Yumiko shook her head. “You don't understand. I said you weren't the first. Occupational hazard, you know? It happens, kind of a lot. It happened to me. I had a son, about two years ago.”

“You never told me this before.”

“My father kicked me out. I come from a small town—girls don't turn up pregnant there, except, you know, when they do. But I'd been coming into the city for years by then, and he sent me back there, to sleep with demons and drink myself to death, he said.” Yumiko saluted Sei with a glass of yellow wine. “I didn't know how it would be. I had my baby, because I had some misplaced idea about the sanctity of motherhood, and I was young enough that I figured it would be more or less like having a doll.

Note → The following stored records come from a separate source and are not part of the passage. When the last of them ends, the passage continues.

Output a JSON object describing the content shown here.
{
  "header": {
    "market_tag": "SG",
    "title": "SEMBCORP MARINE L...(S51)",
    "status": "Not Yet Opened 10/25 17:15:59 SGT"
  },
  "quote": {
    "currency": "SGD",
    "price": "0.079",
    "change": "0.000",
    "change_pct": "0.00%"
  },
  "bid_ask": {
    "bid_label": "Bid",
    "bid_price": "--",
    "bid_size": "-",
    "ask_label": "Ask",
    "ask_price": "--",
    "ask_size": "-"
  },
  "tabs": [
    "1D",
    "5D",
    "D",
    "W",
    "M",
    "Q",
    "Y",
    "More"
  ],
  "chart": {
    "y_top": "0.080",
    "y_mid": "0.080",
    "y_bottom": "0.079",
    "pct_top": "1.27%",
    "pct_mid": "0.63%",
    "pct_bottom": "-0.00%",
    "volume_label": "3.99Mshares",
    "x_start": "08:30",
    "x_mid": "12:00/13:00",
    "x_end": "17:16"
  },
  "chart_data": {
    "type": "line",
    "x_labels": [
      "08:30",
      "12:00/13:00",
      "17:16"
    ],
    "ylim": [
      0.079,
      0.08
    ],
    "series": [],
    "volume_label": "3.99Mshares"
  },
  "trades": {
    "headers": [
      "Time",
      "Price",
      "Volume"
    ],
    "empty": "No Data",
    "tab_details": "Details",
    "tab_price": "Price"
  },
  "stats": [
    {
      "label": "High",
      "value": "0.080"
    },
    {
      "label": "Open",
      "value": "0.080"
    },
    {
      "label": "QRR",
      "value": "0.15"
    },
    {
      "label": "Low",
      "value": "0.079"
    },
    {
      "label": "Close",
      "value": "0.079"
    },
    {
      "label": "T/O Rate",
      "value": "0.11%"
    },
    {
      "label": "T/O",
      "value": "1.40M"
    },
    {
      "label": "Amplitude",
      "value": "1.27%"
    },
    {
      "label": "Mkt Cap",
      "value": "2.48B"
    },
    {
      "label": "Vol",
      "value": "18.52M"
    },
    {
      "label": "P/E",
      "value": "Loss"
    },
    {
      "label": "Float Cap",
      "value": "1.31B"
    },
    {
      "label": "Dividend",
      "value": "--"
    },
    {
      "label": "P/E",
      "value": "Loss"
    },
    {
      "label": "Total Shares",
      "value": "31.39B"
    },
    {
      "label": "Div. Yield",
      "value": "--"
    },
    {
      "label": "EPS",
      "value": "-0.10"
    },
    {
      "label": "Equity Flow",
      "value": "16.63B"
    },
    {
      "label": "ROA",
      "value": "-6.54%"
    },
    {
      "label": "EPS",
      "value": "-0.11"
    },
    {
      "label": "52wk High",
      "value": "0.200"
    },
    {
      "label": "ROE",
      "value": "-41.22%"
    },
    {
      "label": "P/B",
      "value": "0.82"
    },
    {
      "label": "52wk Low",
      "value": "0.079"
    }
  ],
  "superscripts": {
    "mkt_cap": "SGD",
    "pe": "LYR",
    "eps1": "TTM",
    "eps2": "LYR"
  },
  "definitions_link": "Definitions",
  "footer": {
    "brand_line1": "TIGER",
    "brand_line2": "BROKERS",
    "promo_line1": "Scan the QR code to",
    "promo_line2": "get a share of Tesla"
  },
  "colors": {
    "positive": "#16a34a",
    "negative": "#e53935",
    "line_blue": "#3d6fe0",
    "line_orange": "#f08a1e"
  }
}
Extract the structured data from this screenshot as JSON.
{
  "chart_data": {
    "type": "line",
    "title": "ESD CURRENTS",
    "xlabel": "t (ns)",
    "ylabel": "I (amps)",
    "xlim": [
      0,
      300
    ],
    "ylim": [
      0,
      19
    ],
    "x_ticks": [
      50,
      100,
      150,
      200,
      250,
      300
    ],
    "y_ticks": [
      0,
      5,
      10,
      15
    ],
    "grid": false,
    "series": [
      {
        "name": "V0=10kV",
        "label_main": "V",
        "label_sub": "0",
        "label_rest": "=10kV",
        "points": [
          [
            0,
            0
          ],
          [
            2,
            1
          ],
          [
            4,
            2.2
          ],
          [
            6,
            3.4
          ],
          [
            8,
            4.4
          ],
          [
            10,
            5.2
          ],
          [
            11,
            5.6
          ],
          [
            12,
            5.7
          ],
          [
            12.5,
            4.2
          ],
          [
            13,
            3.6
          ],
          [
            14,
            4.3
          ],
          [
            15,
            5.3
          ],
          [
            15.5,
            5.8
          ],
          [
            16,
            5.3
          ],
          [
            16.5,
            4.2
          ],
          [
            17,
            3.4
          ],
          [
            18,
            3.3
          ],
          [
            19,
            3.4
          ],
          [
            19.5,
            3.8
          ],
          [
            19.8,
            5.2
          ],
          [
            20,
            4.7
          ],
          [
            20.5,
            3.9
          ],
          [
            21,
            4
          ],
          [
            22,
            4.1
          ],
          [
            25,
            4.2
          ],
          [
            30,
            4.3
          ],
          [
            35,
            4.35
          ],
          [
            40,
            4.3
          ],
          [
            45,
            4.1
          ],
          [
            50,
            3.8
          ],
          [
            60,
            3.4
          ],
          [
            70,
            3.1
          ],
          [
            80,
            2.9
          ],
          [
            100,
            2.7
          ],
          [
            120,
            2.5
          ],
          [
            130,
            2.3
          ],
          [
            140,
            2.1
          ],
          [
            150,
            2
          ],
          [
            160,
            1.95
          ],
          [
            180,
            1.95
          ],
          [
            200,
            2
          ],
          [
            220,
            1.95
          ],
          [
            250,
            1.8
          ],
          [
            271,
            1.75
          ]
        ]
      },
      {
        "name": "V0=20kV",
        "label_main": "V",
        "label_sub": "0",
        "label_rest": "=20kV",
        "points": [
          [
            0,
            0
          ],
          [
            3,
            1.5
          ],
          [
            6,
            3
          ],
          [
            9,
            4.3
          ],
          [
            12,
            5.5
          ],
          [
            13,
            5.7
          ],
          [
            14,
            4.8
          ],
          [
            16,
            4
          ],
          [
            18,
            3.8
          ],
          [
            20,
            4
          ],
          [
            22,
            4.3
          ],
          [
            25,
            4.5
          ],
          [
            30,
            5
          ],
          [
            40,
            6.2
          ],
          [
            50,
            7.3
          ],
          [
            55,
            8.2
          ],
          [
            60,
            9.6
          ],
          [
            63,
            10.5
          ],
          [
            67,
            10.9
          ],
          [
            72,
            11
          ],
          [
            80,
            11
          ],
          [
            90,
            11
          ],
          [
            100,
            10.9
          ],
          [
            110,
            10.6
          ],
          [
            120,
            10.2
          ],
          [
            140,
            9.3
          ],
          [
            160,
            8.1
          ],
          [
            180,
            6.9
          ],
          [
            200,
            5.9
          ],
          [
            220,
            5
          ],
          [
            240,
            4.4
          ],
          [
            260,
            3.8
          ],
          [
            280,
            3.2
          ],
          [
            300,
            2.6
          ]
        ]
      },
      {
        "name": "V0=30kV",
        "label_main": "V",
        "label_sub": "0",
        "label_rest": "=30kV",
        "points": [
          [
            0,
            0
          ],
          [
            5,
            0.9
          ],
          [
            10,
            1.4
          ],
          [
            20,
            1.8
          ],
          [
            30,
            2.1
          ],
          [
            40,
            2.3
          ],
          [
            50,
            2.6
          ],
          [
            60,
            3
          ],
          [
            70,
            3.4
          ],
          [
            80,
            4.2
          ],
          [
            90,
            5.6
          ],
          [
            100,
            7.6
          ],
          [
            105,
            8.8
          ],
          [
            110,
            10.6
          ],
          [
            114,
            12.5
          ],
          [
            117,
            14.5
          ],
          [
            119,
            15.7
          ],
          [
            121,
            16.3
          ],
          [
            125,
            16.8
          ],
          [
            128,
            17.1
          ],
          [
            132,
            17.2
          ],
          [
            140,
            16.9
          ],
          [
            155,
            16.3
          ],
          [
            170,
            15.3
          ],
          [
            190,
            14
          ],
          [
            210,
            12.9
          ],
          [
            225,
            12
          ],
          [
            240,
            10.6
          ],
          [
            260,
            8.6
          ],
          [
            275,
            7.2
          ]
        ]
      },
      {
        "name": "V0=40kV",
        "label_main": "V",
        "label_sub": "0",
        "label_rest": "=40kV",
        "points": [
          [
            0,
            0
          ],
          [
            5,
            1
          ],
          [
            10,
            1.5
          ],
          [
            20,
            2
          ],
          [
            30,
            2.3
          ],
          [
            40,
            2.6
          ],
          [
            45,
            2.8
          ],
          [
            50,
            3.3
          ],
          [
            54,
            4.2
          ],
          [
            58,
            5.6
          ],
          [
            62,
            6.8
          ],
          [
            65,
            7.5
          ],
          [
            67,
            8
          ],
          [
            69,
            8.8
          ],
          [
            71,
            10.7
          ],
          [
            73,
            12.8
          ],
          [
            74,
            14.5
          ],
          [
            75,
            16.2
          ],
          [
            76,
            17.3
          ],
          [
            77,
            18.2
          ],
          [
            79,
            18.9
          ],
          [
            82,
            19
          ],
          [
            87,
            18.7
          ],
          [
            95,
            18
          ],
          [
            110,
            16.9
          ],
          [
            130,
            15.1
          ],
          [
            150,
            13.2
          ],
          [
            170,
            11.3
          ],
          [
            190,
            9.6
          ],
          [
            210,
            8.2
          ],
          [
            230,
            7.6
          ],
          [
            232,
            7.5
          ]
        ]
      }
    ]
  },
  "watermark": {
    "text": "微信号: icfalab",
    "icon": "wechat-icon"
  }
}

I had it, in the back room of the Floor of Heaven, between the wineglasses and the bar rags. My son was covered in streets, these long black lines from his scalp to his feet—but it wasn't Palimpsest. It was someplace else. I think it was someplace new. I've never heard of a street he had on him, and anyway they didn't look the same. They were long and straight and even, a grid. It was someplace else. And he looked at me, just turned his baby head and very clearly said: I want to go back. I screamed for a week. He was in me all that time, dreaming and traveling and learning, and I couldn't bear to have him look at me.”

“What happened to him?”

“The owner and his wife adopted him. Thank god. I told them never to bring him there, bring him up to be a priest, hope he dies a virgin.” Yumiko took a long, shaky drink of her wine. “So, you see, you're not breeding. You're not having a child. It is. Palimpsest. An abortion would be better.”

Sei swallowed hard. She couldn't answer. Couldn't imagine that child, couldn't imagine her own.

“And I don't want you to go,” Yumiko said. “I won't say I love you, I think we're both beyond that. But it's good to have a friend who knows what I know. Peaceful. Who never doubts that there are wonders outside this city. Isn't it peaceful to know what we know and know it together?”

“Of course it is.”

“Then stay. Stay a few days more. Pray for your mother here. There are more shrines and temples than you could count in a lifetime. One of them is good enough for her.”

Sei scratched her cheek and stared off into the bustling street. It was peaceful to know and yet to know meant that the volume, the resolution, the brightness of Kyoto was dimmed and fuzzed, and she could not pick out faces here anymore, because they were not long or red.

“My mother killed herself when I was fourteen,” Sei said slowly. “She stabbed herself in the chest with a kitchen knife and crawled into our tatami room to die. I found her when I came home from school. Do you know how long it takes someone to die from a wound like that? Hours and hours. More hours than I could count then or now.”

“Sei…”

“And I never called a doctor. I'd like to say she begged me not to, but she didn't. She just looked at me, she just waited to die, and didn't pull out the knife, didn't move. She talked about the tigers, when she talked. I held her for hours and I let her die and all I said was: Go, go, please just go. Which shrine do you suggest to purge that, Yumiko? What god do you think will forgive me?”

“I don't know. I know you're not her, whatever you think.”

“I talk about crazy things and abandon my child.”

Yumiko took Sei's hand, laced her fingers through it, shaking her head all the while. “Please: stay, stay, please just stay.”